7 Nov 2016 - 18:11
Georgia’s Minister of Culture and Monument Protection Mikheil Giorgadze says laws to protect cultural heritage sites will become tougher after fire damaged unique frescos at Georgia’s 12th Century cave city Vardzia last week.
Fire broke out at St Mary Church in Vardzia late on November 1. The fire caused a portion of a unique wall painting to be covered with soot.
The fire was allegedly caused by a lit candle that remained on a table with icons, church literature and other items.
What happened in Vardzia is very regrettable. After the first stage of cleaning, experts will determine how serious the damage is,” Giorgadze said.
Ancient, unique frescoes of Vardzia Church are now covered with soot. Photo by Georgia's Public Broadcaster.
I have high hopes the frescos will be restored. Conservation efforts in the church are planned and leading Georgian and foreign experts will participate in the process,” Giorgadze added.
The Minister stressed from now on tougher control would be in place to better protect Georgia’s cultural heritage sites.

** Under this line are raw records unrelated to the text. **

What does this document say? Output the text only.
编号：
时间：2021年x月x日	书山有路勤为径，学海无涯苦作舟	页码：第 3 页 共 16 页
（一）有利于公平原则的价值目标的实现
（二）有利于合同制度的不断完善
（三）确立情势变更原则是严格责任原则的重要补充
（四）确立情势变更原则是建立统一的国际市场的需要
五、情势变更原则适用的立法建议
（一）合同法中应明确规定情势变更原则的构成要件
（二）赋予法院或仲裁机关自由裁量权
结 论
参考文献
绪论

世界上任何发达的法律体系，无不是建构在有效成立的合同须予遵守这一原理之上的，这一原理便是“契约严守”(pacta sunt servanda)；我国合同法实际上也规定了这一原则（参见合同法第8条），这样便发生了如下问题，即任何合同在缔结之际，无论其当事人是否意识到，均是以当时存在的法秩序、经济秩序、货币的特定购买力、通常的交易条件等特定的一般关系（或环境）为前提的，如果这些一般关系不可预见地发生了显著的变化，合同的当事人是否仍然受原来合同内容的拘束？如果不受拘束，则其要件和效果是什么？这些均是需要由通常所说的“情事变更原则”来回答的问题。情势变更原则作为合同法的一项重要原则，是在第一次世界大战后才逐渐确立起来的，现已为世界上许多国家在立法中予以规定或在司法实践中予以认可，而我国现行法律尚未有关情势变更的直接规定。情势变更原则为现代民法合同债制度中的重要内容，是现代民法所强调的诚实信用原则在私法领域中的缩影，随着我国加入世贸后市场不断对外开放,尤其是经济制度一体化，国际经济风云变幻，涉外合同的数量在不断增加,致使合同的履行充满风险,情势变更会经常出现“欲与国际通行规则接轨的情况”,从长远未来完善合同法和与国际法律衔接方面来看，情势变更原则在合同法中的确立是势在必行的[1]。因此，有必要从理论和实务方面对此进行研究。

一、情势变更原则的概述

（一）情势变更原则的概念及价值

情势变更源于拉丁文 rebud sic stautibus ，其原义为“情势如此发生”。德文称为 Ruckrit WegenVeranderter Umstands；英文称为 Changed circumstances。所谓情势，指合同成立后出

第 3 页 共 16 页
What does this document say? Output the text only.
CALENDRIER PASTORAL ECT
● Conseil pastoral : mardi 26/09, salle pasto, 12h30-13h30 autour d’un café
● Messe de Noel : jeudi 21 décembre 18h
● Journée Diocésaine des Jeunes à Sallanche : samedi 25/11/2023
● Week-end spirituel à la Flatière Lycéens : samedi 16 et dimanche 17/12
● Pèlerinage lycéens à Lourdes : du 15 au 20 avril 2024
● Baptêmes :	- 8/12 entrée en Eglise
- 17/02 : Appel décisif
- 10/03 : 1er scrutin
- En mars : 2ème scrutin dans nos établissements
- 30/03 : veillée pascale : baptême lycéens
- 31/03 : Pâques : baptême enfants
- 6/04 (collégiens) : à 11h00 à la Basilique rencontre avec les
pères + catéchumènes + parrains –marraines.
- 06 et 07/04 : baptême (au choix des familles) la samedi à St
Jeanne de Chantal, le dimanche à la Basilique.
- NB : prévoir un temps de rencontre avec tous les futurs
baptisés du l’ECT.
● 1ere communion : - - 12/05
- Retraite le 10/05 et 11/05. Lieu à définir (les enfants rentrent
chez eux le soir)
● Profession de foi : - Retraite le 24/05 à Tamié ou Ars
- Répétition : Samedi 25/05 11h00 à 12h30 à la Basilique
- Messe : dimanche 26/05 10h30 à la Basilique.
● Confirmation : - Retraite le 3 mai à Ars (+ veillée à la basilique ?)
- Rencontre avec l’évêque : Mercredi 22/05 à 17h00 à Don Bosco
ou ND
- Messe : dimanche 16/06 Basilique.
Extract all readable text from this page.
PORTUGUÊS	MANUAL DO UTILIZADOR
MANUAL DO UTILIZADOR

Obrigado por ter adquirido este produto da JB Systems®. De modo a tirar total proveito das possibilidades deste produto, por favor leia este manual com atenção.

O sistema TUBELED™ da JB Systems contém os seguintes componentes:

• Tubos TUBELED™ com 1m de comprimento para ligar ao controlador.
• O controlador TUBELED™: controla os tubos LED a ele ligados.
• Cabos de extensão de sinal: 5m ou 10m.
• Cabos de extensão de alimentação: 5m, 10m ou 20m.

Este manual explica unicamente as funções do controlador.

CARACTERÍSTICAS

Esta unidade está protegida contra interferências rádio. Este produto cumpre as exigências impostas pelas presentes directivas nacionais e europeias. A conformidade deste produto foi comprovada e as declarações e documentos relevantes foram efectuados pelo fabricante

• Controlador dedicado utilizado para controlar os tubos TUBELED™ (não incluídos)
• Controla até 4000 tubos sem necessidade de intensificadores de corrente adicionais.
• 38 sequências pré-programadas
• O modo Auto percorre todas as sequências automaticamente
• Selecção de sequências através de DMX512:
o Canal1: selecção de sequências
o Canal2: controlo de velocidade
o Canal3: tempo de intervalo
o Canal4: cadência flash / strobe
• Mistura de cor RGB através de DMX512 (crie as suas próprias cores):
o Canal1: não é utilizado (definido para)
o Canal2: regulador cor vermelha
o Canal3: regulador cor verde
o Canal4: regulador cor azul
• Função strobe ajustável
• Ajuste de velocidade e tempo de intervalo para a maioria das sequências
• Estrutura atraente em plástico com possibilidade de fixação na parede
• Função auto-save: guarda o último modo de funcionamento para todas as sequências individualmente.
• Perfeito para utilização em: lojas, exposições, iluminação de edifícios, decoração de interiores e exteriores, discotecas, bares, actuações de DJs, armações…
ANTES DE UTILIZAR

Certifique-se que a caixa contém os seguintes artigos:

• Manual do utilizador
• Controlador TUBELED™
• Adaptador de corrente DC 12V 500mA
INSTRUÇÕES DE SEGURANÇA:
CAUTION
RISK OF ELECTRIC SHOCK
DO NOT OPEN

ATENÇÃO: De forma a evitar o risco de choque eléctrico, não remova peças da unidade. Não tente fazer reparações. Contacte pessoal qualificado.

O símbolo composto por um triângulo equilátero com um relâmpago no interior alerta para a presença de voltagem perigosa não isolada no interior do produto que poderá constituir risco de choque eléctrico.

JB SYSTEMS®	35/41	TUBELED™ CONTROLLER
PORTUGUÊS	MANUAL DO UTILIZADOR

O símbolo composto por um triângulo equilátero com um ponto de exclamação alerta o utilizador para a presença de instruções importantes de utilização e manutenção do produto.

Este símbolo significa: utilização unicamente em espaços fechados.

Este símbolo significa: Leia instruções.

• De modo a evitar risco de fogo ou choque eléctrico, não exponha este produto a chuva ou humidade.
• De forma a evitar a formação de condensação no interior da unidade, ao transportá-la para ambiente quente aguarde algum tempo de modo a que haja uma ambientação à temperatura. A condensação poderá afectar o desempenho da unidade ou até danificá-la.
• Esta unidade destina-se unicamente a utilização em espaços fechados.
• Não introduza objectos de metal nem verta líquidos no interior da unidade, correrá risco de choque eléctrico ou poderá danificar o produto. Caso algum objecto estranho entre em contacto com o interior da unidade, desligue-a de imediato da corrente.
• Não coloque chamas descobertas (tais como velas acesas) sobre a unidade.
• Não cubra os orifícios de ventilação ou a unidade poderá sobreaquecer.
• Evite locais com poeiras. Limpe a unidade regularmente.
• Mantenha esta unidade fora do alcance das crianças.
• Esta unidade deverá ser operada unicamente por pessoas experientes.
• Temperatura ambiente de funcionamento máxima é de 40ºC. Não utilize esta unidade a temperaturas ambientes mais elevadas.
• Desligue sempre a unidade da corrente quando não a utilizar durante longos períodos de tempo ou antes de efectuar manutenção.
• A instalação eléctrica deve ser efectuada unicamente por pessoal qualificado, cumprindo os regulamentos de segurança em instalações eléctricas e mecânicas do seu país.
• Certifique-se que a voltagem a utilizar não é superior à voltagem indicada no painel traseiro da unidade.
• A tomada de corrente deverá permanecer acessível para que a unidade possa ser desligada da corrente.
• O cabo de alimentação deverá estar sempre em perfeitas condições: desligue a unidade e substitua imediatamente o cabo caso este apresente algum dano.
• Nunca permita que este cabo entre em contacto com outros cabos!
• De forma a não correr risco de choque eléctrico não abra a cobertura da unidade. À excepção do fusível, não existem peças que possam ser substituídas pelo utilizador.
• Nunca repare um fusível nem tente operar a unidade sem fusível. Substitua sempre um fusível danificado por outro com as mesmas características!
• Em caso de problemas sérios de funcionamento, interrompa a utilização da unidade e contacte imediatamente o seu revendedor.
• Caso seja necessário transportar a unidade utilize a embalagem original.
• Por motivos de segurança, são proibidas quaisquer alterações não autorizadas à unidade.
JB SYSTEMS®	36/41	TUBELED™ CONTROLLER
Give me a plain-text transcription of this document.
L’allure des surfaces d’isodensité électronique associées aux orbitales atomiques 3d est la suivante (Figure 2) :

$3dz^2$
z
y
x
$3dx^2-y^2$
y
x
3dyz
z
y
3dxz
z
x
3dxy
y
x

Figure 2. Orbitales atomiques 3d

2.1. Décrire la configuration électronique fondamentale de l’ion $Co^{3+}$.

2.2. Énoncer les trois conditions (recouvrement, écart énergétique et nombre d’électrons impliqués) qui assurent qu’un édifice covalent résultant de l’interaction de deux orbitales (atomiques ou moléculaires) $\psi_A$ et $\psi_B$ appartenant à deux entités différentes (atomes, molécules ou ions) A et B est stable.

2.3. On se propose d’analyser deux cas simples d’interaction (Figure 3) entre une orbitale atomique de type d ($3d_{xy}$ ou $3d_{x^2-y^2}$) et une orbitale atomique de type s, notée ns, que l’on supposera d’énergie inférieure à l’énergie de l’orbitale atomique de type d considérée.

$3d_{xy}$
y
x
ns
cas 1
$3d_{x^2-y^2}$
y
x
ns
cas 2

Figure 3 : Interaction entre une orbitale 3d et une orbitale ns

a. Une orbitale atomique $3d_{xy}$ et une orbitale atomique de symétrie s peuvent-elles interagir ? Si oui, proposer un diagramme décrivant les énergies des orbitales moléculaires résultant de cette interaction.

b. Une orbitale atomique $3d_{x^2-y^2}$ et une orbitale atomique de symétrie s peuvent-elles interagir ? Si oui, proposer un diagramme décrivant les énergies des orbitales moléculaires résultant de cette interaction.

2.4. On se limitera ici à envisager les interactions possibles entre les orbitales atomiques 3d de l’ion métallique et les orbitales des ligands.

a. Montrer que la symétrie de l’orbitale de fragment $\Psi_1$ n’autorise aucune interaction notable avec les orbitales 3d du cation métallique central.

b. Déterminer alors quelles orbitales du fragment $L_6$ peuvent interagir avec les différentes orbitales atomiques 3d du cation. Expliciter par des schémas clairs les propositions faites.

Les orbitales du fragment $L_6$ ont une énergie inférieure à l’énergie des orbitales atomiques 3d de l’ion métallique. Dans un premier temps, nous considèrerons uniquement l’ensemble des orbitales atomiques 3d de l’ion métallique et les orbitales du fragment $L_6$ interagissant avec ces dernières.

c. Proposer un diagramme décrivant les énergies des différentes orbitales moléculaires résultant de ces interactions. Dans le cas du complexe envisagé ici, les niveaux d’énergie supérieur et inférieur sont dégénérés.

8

Minister of Culture and Monument Protection Mikheil Giorgadze hoped the affected Vardzia frescoes would be fully restored. Photo by netgazet.ge.
Tighter control will also concern the monkhood having touch with the heritage, as there are suspicions the fire in Vardzia was because of negligence of one of the monks living there.
Giorgadze said the Ministry of Culture and Monument Protection and Georgia’s Patriarchate had cooperated for many years regarding protecting religious cultural heritage sites, and a special council had been set up between the Cultural Heritage Protection Agency and the Patriarchate in the wake of the incident.
The Minister announced the council was discussing the alleged cause of the incident, as well as ways how such instances can be prevented in the future.
Giorgadze also responded to statements of experts who said the candles currently used in many churches and monasteries, referring to paraffin candles and their smoke, could gradually but seriously damage frescos.
I believe a new agreement regarding candles should be reached in terms of reducing the risk of damage for wall paintings,” Giorgadze said.
The 12-13th Century Vardzia cave complex, in southern Georgia, is one of the primary tourist destinations in the country and is visited by thousands of local and foreign visitors every year.
The site features hundreds of rooms and passageways connecting the caves, which were carved into rock formations. Residential, storage areas and wine cellars can also be found throughout the complex.